203 void reorder(Instruction *I) {
204   SmallPtrSet<Instruction *, 16> InstructionsToMove;
205   SmallVector<Instruction *, 16> Worklist;
206 
207   Worklist.emplace_back(I);
208   while (!Worklist.empty()) {
209     Instruction *IW = Worklist.pop_back_val();
210     int NumOperands = IW->getNumOperands();
211     for (int Idx = 0; Idx < NumOperands; Idx++) {
212       Instruction *IM = dyn_cast<Instruction>(IW->getOperand(Idx));
213       if (!IM || IM->getOpcode() == Instruction::PHI)
214         continue;
215 
216       // If IM is in another BB, no need to move it, because this pass only
217       // vectorizes instructions within one BB.
218       if (IM->getParent() != I->getParent())
219         continue;
220 
221       assert(IM != I && "Unexpected cycle while re-ordering instructions");
222 
223       if (!IM->comesBefore(I)) {
224         InstructionsToMove.insert(IM);
225         Worklist.emplace_back(IM);
226       }
227     }
228   }
229 
230   // All instructions to move should follow I. Start from I, not from begin().
231   for (auto BBI = I->getIterator(), E = I->getParent()->end(); BBI != E;) {
232     Instruction *IM = &*(BBI++);
233     if (!InstructionsToMove.contains(IM))
234       continue;
235     IM->moveBefore(I->getIterator());
236   }
237 }
238 
239 class Vectorizer {
240   Function &F;
241   AliasAnalysis &AA;
242   AssumptionCache &AC;
243   DominatorTree &DT;
244   ScalarEvolution &SE;
245   TargetTransformInfo &TTI;
246   const DataLayout &DL;
247   IRBuilder<> Builder;
248 
249   // We could erase instrs right after vectorizing them, but that can mess up
250   // our BB iterators, and also can make the equivalence class keys point to
251   // freed memory.  This is fixable, but it's simpler just to wait until we're
252   // done with the BB and erase all at once.
253   SmallVector<Instruction *, 128> ToErase;
254 
255 public:
256   Vectorizer(Function &F, AliasAnalysis &AA, AssumptionCache &AC,
257              DominatorTree &DT, ScalarEvolution &SE, TargetTransformInfo &TTI)
258       : F(F), AA(AA), AC(AC), DT(DT), SE(SE), TTI(TTI),
259         DL(F.getDataLayout()), Builder(SE.getContext()) {}
260 
261   bool run();
262 
263 private:
264   static const unsigned MaxDepth = 3;
265 
266   /// Runs the vectorizer on a "pseudo basic block", which is a range of
267   /// instructions [Begin, End) within one BB all of which have
268   /// isGuaranteedToTransferExecutionToSuccessor(I) == true.

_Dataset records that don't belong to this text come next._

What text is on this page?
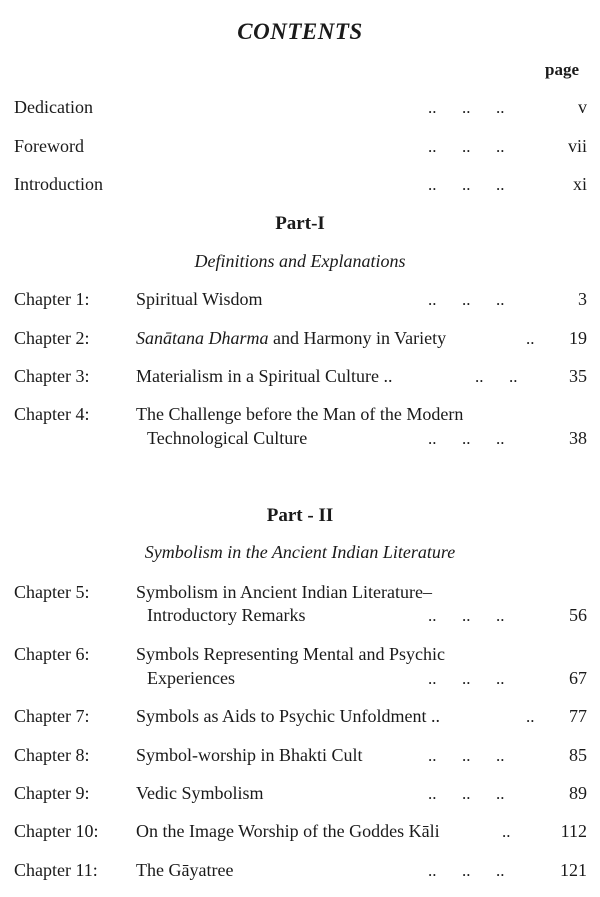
CONTENTS
page
Dedication	..      ..      ..	v
Foreword	..      ..      ..	vii
Introduction	..      ..      ..	xi
Part-I
Definitions and Explanations
Chapter 1:	Spiritual Wisdom	..      ..      ..	3
Chapter 2:	Sanātana Dharma and Harmony in Variety	.. 19
Chapter 3:	Materialism in a Spiritual Culture ..	..      ..	35
Chapter 4:	The Challenge before the Man of the Modern
Technological Culture	..      ..      ..	38
Part - II
Symbolism in the Ancient Indian Literature
Chapter 5:	Symbolism in Ancient Indian Literature–
Introductory Remarks	..      ..      ..	56
Chapter 6:	Symbols Representing Mental and Psychic
Experiences	..      ..      ..	67
Chapter 7:	Symbols as Aids to Psychic Unfoldment ..	.. 77
Chapter 8:	Symbol-worship in Bhakti Cult	..      ..      ..	85
Chapter 9:	Vedic Symbolism	..      ..      ..	89
Chapter 10: On the Image Worship of the Goddes Kāli	..	112
Chapter 11: The Gāyatree	..      ..      ..	121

269   bool runOnPseudoBB(BasicBlock::iterator Begin, BasicBlock::iterator End);
270 
271   /// Runs the vectorizer on one equivalence class, i.e. one set of loads/stores
272   /// in the same BB with the same value for getUnderlyingObject() etc.
273   bool runOnEquivalenceClass(const EqClassKey &EqClassKey,
274                              ArrayRef<Instruction *> EqClass);
275 
276   /// Runs the vectorizer on one chain, i.e. a subset of an equivalence class
277   /// where all instructions access a known, constant offset from the first
278   /// instruction.
279   bool runOnChain(Chain &C);
280 
281   /// Splits the chain into subchains of instructions which read/write a
282   /// contiguous block of memory.  Discards any length-1 subchains (because
283   /// there's nothing to vectorize in there).
284   std::vector<Chain> splitChainByContiguity(Chain &C);
285 
286   /// Splits the chain into subchains where it's safe to hoist loads up to the
287   /// beginning of the sub-chain and it's safe to sink loads up to the end of
288   /// the sub-chain.  Discards any length-1 subchains.
289   std::vector<Chain> splitChainByMayAliasInstrs(Chain &C);
290 
291   /// Splits the chain into subchains that make legal, aligned accesses.
292   /// Discards any length-1 subchains.
293   std::vector<Chain> splitChainByAlignment(Chain &C);
294 
295   /// Converts the instrs in the chain into a single vectorized load or store.
296   /// Adds the old scalar loads/stores to ToErase.
297   bool vectorizeChain(Chain &C);
298 
299   /// Tries to compute the offset in bytes PtrB - PtrA.
300   std::optional<APInt> getConstantOffset(Value *PtrA, Value *PtrB,
301                                          Instruction *ContextInst,
302                                          unsigned Depth = 0);
303   std::optional<APInt> getConstantOffsetComplexAddrs(Value *PtrA, Value *PtrB,
304                                                      Instruction *ContextInst,
305                                                      unsigned Depth);
306   std::optional<APInt> getConstantOffsetSelects(Value *PtrA, Value *PtrB,
307                                                 Instruction *ContextInst,
308                                                 unsigned Depth);
309 
310   /// Gets the element type of the vector that the chain will load or store.
311   /// This is nontrivial because the chain may contain elements of different
312   /// types; e.g. it's legal to have a chain that contains both i32 and float.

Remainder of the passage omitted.